Note: This project is currently under development.

Development Workflow

This repository uses an AI-powered development workflow with three specialized providers:

Provider Task Mapping

Provider Trigger Command Best For
Jules @jules spec Requirements analysis, technical specifications
Jules @jules plan System design, architecture planning
Claude @claude Documentation audits & updates
Cursor @cursor verify GPT-5.1 Codex review + automated verification

How It Works

  • Jules (Specifications & Planning):

    • Comment @jules spec on an issue or PR to generate technical specifications and requirements analysis
    • Comment @jules plan on an issue or PR to request system design and architecture planning
    • Uses Google Gemini 1.5 Pro for comprehensive analysis
    • Generates detailed specifications, implementation strategies, technology recommendations, and risk assessments
    • Requires JULES_API_KEY secret - See setup guide
    • Powered by jules-specs and jules-planner packages
  • Claude (Documentation Refresh):

    • Auto-Review: Non-draft Pull Requests are automatically reviewed by Claude upon opening, synchronization, or when marked ready for review
    • On-Demand: Comment @claude in your Pull Request to request specific documentation updates
    • Claude keeps Markdown and planning docs current while flagging any issues for Cursor to address
    • Note: Draft PRs are excluded from automatic reviews to avoid premature feedback
  • Cursor (Verify): Comment @cursor verify on a PR to:

    • Invoke the Cursor Cloud GPT-5.1 Codex agent for a whole-repo security/quality review
    • Receive a Markdown report posted back to the PR with prioritized findings
    • Run the automated verification pipeline (poetry run pytest plus Bandit) to validate fixes

Jules API Key Setup

To enable Jules architecture planning, you need to configure the JULES_API_KEY secret:

  1. Get a Gemini API Key:

    • Visit Google AI Studio
    • Sign in with your Google account
    • Click "Create API Key"
    • Copy the generated API key
  2. Add Secret to GitHub:

    • Go to your repository Settings
    • Navigate to "Secrets and variables" → "Actions"
    • Click "New repository secret"
    • Name: JULES_API_KEY
    • Value: Paste your Gemini API key
    • Click "Add secret"
  3. Test the Integration:

    • Create a test issue or PR
    • Comment @jules spec to generate technical specifications
    • Comment @jules plan to generate a comprehensive architecture plan

Note: The Gemini API has usage limits. Check the pricing page for details.

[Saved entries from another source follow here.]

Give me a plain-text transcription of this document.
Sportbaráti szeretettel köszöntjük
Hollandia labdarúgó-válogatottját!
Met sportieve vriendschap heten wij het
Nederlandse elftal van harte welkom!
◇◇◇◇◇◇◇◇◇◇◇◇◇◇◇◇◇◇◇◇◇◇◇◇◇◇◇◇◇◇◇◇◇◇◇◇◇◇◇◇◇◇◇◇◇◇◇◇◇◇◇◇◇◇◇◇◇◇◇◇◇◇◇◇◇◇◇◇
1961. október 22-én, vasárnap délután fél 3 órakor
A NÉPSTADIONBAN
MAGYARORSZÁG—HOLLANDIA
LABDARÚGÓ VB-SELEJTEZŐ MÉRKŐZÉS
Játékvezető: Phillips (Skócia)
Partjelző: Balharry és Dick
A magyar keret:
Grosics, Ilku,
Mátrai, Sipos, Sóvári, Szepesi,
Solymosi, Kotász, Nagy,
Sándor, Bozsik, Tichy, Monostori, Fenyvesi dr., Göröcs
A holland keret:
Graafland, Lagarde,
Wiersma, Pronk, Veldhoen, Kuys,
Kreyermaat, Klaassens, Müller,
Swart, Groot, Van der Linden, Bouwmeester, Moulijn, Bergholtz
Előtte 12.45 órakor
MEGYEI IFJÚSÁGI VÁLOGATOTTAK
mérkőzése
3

Cursor Cloud API Key Setup

To enable the Cursor AI agent step inside @cursor verify, configure CURSOR_CLOUD_API_KEY:

  1. Create an API Key
    • Visit https://cursor.com and open the Cloud dashboard
    • Generate a new API key with access to the Cursor Cloud Agent endpoints
  2. Add Repository Secret
    • Go to Settings → Secrets and variables → Actions
    • Add CURSOR_CLOUD_API_KEY with the newly created key
    • (Optional) add CURSOR_CLOUD_BASE_URL if you are targeting a private Cursor Cloud deployment
  3. Trigger the Workflow
    • Comment @cursor verify on any pull request
    • The workflow launches GPT-5.1 Codex via Cursor Cloud, posts the agent's Markdown report, then runs pytest + Bandit

If the secret is missing, the workflow skips the agent invocation but still performs the local test suite. Setting the secret is strongly recommended so you receive the automated review before the tests run.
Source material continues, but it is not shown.